Short Story I Wrote

My late mother in-law, Margaret, was an avid birdwatcher. She was president of the Audubon Society. She is the only reason I have spent time hanging out with birdwatchers. They are an interesting bunch.
Margaret held an annual bird count at our family house on the Chesapeake Bay. She invited a bunch of her Audubon Society friends to the bird count. I think it has to do with tracking migratory patterns.
Now, I don’t understand how that works. You spot an eagle, and you write down “one eagle”. Then, a little while later you spot another eagle. How do you know it’s not the same eagle?
If I had participated in the bird count, my bird count log might read, “A Flock of Seagulls, who, for the record, were not a great band.”The next birding experience was at my in-laws mountain house. My husband and I are sitting on the porch. Around twenty or thirty cars pull into the driveway. It’s a big crowd of birdwatchers. They are carrying highfalutin’ binoculars, cameras and tripods. They march up the mountain and stand there very quietly for at least an hour, waiting to see a golden-winged warbler. They get an A+ for patience. They come down the mountain. An enthusiastic guy says, “Wow! Now I can cross golden-winged warbler off the list!”

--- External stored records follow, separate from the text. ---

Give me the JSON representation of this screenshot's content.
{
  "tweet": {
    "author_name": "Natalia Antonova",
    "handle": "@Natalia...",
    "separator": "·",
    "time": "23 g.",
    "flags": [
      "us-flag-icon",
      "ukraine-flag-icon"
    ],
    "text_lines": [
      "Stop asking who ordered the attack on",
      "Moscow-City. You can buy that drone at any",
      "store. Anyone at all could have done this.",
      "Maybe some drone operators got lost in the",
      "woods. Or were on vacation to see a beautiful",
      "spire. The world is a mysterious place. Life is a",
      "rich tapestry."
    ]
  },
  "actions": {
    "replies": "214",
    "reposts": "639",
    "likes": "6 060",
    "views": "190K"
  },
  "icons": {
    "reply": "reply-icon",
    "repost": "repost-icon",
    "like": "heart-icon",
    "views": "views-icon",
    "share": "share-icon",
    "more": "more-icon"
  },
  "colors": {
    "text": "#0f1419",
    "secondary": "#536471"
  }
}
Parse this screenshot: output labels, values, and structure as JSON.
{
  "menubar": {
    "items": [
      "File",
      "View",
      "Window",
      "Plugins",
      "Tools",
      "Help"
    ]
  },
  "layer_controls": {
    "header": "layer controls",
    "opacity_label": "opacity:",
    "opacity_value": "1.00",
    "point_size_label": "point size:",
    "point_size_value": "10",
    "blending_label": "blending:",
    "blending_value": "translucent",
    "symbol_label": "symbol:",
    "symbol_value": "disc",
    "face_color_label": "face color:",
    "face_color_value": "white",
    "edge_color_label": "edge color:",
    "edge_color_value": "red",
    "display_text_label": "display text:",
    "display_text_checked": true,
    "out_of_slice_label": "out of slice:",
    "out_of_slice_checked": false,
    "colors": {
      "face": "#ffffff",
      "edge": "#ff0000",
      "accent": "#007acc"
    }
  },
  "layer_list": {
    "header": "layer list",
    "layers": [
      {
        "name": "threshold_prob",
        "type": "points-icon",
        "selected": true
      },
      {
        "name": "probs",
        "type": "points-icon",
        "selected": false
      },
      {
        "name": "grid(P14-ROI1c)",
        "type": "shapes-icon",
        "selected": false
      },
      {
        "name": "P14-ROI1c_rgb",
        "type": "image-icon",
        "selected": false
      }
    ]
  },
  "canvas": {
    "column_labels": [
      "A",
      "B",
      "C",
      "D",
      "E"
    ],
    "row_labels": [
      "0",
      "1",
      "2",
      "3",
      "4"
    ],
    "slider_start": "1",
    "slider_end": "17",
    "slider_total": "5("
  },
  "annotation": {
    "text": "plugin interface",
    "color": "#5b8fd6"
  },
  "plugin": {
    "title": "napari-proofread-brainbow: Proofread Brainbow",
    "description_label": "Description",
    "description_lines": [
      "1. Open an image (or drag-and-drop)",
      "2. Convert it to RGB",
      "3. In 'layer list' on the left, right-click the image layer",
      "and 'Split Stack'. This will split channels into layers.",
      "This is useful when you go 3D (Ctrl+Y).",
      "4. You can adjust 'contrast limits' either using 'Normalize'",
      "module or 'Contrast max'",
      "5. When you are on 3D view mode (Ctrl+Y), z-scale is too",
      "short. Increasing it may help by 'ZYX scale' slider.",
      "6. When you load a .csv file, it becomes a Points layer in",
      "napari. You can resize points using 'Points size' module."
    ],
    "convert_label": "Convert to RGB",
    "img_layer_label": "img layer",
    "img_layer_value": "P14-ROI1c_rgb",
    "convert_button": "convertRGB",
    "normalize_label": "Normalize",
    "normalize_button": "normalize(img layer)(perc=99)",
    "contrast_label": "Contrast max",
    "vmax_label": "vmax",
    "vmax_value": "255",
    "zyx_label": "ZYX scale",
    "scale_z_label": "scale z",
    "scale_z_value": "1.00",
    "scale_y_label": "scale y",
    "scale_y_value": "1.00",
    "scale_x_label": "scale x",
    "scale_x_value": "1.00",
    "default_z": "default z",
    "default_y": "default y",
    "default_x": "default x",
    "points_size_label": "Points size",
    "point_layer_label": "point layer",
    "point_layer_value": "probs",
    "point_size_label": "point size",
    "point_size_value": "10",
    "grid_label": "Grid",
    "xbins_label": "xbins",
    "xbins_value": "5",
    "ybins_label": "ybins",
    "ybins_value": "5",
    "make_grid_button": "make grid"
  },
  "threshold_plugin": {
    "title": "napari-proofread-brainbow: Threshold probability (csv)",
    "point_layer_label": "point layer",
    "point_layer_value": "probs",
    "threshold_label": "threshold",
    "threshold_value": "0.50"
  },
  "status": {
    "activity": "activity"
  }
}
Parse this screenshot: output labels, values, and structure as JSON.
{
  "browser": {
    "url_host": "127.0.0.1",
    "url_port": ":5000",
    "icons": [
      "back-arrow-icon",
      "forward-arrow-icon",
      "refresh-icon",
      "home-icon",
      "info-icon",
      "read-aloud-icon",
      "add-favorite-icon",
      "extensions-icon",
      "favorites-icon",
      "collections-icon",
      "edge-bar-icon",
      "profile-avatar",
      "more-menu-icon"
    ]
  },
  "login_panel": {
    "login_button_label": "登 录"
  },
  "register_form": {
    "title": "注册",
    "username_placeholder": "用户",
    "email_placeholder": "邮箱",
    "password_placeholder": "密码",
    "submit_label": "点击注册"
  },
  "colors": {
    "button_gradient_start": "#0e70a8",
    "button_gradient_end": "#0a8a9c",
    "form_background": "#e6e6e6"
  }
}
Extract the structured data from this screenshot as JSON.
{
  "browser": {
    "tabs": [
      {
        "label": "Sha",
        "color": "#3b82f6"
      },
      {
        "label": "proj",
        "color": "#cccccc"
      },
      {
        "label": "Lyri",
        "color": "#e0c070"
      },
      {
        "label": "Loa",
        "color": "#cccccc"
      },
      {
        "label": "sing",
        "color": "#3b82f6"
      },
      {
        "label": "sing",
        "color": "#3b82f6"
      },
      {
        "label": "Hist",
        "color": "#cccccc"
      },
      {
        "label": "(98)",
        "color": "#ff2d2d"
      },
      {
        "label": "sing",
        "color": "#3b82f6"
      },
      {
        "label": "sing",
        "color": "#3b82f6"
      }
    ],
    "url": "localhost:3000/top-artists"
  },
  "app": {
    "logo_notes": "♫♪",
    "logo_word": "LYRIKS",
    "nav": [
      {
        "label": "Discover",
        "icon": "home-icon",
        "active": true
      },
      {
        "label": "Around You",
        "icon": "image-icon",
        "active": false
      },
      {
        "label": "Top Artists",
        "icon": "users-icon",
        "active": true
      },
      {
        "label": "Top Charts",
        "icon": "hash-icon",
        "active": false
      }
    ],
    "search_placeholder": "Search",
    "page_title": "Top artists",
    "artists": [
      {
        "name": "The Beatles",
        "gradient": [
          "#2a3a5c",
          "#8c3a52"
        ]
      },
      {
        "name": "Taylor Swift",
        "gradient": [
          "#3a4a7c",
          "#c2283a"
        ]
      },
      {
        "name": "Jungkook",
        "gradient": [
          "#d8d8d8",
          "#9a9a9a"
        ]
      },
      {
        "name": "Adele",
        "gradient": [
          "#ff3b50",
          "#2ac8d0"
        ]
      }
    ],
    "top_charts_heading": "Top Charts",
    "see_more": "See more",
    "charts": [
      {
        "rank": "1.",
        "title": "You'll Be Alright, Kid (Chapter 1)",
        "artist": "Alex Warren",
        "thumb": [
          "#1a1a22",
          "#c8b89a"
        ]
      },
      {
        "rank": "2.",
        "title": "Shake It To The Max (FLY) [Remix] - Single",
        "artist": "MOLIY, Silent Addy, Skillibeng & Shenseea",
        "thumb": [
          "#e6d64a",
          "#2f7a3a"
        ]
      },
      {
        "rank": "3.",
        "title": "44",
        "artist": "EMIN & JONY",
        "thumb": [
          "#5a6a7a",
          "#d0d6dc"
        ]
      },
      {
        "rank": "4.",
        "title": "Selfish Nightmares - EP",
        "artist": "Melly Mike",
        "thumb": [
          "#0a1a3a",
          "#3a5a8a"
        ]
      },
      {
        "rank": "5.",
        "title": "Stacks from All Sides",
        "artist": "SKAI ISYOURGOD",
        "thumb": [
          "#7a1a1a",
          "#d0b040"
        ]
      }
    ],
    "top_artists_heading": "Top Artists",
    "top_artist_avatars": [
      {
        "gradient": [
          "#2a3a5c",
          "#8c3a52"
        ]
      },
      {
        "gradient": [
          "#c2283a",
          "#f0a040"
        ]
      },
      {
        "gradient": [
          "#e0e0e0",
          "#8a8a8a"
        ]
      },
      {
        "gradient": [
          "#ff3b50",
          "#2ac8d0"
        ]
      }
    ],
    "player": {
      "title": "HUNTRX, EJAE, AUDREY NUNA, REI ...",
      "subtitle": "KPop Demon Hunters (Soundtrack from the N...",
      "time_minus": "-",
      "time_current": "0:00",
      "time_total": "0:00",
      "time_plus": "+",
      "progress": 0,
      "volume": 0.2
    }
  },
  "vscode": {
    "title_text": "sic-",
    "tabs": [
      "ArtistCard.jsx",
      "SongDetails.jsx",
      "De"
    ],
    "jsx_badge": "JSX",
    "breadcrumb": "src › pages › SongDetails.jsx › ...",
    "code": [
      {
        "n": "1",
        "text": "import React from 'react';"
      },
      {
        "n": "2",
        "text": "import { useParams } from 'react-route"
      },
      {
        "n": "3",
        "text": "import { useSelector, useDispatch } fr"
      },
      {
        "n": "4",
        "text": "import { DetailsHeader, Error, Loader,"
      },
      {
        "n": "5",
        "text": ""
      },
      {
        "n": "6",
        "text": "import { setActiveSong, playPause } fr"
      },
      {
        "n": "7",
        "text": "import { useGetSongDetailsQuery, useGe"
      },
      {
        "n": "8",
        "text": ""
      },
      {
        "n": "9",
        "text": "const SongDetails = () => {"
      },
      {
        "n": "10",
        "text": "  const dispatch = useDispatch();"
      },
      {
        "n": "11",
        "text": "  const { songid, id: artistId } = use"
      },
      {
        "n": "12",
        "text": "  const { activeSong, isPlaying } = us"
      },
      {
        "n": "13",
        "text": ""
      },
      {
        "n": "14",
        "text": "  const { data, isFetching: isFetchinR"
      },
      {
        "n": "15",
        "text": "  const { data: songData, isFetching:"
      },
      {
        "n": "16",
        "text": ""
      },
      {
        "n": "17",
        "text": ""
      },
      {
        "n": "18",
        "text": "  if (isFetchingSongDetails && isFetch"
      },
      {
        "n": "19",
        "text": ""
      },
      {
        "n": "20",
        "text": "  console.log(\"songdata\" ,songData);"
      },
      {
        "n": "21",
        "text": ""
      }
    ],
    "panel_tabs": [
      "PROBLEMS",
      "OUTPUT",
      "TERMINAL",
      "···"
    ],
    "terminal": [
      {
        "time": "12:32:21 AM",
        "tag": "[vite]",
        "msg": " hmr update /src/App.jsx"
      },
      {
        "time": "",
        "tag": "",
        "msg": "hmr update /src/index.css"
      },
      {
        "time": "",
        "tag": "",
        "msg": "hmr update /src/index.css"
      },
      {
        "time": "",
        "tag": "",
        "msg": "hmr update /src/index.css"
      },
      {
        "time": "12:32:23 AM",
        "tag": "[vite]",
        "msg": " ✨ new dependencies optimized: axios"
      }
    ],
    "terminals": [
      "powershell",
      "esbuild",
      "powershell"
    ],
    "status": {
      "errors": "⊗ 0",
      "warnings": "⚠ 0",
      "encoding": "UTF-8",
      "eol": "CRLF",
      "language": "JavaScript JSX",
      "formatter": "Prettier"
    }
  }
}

I’m thinking that if a bird provides that much satisfaction to someone, they are gold for life.
I mean, I enjoy birds very much, but I don’t know enough about them to write down the species I see, except for cardinals, blue jays, crows, seagulls and bald eagles. That would be the extent of my list. And, maybe, “it was big and several shades of brown – who knows?”
One time, Margaret invited a bunch of her birding friends to her mountain house. The birders said, “Margaret, come here and check out this snake.”
Margaret says, “All I see is that log over there.” They say, “That’s the snake.” It was a timber rattlesnake. After that incident, I decided I hate the mountain house.
Those same birders attended Margaret’s memorial service at the mountain house after she passed away. We spread Margaret’s ashes in the flower garden. The ashes were in a heavy duty ziplock bag marked “Margaret” in bold letters with a sharpie, which may have not have been my choice for a memorial service.
During the reception, I had an in-depth conversation with Shirley, a pleasant middle-aged woman who was wearing a t-shirt that said “Tufted Titmouse” with an illustration of the bird, near her, um…
Shirley tells me she finally saved enough money to buy the eight-thousand dollar binoculars hanging around her neck. I nearly spit out my punch. I say, “Shirley, you’re kidding me. No pun intended.” Shirley goes on to tell me about all of the birds she has seen. I win points for my dutiful attention during the thirty-some minute conversation.
Meanwhile, the other guests are roaming the deck, and, every so often someone will say something like, “Pileated woodpecker! Eleven o’clock.”Then the binoculars all go up in harmony. A guy pulls out a mini notepad from the pocket of his shirt, and writes something down. Maybe,
“Pileated woodpecker.”Or, maybe “Missed the Pileated woodpecker, but Shirley probably spotted it with her fancy binoculars.”
After the memorial service, Margaret’s husband put the mountain house on Airbnb. The first review said, “Very nice house. Great views. Great birdwatching. However, the negative is that there was a large ziplock baggie on the kitchen counter that appeared to have someone’s ashes inside.
Not good!”
The Airbnb did not take off after that review.
I kind of miss seeing the birdwatchers. They are a very nice group of folks who love our feathered friends. And, especially during these times, I’ll take all the nice people I can get.